Thursday, 28 September 2017

OUR VILLAGE, HANDSWORTH: A NEW POEM...



Our Village: Handsworth…

A drunk leaves the inn, his face flushed and red,
Escaping The Golden Fleas rife in his bed;
The publican’s wife from a window is leaning,
With no apparent urge to complete the cleaning…

The inn’s sign hangs like its depicted sheep,
Scrawny cats upon rooftops tentatively creep;
Lingering on doorsteps are Brum's gossiping wives,
As tall, thin chimney stacks peer down on their lives…

A sweep peers with interest into a chimney to seek
His scrabbling lad, soot smothered on cheek;
A collapsed inebriated ne’er-do-well sleeps in the street
And inquisitive pigs roam like cops on the beat…

Attic windows are open, women’s heads are revealed,
A funeral carriage disappears, its corpse’s fate sealed;
The church tower rises but fails to inspire,
As birds perch along lengths of telegraph wire…

A barefoot girl wears a skirt, creased and loose
Which attracts the attention of a recalcitrant goose;
A child takes a ride upon a cow, plainly formidable,
Its crumpled horns twisted wildly and oddly risible…

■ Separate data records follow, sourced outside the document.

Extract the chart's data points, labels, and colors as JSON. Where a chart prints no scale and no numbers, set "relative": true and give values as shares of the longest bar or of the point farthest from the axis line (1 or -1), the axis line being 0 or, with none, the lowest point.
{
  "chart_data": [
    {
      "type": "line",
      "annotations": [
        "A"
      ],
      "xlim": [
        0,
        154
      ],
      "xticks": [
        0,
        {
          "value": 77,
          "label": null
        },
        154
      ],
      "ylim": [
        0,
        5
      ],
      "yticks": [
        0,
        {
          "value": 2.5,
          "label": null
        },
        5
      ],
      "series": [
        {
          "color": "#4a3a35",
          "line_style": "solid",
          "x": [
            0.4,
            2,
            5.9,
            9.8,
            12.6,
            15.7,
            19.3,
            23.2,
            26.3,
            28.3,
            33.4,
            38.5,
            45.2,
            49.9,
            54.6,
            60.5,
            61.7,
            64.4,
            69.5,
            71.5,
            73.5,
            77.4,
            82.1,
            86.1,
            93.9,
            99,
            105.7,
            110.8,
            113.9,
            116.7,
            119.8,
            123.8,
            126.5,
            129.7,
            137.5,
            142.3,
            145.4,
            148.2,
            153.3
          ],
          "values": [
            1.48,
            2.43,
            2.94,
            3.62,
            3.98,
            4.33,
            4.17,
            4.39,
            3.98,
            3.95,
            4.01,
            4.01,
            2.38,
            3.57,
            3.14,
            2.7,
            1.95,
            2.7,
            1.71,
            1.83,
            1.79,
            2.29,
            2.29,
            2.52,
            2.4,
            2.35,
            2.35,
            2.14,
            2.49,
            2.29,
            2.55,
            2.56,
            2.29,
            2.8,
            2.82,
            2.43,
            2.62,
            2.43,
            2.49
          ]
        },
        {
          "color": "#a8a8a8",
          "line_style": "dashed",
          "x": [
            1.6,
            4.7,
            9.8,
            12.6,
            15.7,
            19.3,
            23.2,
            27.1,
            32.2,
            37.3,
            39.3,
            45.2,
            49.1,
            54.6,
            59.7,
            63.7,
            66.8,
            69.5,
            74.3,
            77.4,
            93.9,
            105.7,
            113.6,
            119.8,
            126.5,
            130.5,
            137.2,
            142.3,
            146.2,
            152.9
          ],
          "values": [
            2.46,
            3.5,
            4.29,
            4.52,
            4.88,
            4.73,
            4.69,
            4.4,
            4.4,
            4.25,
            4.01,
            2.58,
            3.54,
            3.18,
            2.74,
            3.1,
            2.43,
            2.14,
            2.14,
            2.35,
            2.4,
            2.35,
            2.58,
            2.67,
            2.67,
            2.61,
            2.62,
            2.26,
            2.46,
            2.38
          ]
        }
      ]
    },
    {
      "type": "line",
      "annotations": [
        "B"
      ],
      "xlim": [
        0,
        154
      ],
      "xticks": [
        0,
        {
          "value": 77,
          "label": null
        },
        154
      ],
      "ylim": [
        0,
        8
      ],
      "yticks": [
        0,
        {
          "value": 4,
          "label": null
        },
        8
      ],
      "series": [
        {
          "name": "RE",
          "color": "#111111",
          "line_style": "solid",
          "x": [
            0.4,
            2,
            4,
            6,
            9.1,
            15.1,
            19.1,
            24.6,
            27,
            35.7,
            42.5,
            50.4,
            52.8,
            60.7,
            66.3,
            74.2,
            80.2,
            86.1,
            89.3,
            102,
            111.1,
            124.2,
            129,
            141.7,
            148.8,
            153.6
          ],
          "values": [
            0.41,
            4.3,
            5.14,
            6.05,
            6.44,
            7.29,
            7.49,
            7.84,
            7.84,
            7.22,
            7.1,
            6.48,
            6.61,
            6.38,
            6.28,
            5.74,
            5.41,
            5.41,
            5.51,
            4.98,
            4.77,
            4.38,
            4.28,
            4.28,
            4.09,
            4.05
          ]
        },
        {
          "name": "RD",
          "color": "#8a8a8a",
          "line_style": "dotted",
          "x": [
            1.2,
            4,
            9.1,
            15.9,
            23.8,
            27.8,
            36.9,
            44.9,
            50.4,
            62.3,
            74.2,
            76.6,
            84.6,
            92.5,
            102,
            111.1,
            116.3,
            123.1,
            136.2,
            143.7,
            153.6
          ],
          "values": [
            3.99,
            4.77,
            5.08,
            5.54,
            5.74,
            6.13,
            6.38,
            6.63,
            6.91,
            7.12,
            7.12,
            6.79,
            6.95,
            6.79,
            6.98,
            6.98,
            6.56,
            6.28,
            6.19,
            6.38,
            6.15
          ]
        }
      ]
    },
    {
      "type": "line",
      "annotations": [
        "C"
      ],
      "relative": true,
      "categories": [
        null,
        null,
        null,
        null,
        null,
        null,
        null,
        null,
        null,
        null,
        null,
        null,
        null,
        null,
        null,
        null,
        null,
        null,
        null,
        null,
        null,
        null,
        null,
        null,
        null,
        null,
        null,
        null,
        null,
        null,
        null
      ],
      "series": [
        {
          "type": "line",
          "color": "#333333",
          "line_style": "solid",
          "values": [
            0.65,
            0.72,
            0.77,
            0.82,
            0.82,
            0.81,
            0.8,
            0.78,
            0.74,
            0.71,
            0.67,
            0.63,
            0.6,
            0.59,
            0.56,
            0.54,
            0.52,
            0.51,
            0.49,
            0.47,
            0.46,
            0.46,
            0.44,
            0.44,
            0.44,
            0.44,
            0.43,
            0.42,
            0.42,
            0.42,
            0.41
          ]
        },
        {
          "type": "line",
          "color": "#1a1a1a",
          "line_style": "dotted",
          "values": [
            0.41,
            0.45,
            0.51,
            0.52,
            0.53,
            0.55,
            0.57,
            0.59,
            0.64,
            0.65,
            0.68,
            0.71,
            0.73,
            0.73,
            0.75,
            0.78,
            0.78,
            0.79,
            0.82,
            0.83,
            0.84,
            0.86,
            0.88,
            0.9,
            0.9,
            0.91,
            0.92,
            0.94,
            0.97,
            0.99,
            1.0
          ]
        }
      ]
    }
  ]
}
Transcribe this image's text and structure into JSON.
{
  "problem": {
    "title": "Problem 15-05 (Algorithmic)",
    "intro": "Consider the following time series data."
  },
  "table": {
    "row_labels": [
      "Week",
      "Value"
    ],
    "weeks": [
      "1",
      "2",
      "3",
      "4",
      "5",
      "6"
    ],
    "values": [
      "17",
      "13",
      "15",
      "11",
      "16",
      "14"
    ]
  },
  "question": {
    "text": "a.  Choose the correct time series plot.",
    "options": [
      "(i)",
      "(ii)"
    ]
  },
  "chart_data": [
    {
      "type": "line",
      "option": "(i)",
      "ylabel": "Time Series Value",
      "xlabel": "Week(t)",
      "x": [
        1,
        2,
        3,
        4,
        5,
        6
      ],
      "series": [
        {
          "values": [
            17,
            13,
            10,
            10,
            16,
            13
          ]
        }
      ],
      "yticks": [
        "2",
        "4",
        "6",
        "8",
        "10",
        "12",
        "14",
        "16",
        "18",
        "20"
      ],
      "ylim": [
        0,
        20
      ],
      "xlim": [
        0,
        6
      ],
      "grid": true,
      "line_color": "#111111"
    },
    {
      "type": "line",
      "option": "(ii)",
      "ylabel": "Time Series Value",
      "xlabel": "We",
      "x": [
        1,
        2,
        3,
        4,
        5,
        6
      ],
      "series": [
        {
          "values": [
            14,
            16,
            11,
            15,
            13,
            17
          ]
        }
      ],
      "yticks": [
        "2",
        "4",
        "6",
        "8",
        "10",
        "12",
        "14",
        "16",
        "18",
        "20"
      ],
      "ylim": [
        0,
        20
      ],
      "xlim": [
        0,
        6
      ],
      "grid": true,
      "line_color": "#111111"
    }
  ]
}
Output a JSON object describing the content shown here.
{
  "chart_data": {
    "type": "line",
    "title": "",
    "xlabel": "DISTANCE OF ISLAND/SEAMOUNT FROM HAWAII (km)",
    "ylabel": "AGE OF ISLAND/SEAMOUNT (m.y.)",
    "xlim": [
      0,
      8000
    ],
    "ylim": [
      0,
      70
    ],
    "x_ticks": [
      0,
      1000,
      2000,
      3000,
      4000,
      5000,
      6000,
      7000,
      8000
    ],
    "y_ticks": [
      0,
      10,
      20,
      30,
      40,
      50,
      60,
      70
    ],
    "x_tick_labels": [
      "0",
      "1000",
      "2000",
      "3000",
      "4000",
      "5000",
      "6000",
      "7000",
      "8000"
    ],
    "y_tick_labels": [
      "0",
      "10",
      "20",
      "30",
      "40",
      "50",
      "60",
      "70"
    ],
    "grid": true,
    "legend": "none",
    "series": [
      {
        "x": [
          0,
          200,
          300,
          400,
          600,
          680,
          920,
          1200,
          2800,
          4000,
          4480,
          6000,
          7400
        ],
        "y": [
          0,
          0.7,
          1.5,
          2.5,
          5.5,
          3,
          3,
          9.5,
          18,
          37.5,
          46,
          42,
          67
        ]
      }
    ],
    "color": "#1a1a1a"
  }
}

The fowl appear not to have fouled in the street,
Where there’s no trash, no traffic, no CCTV discreet;
A white cat watches this scene of Handsworth culture
But on the nearby stripped sapling, could that be a vulture?

The ‘Hole’ of one house is to let apparently,
Yet is Birmingham’s spelling much improved currently?
A girl peruses a poster hinting on the way one should dress,
Wearing shawl, stockings and clogs which appear quite distressed…

A man in a top hat plays a woodwind tune,
Affecting a dog which howls at the moon;
Yet surely the pump on the corner really oughta
Dispense not cow’s milk but drinking water?

Folks carry pails to this milk pump, which is operated
By the tail of a cow, as clearly illustrated;
Another loose goose laps up the wasted spillage,
On this ‘Wish You Were Here’ postcard from Handsworth Village…

Pete Ray
September 2017

Looking at a postcard once created about Birmingham’s Handsworth village which appears in Mary B Harding’s book, ‘Comic and Novelty Postcards of Birmingham’, published by Maxam.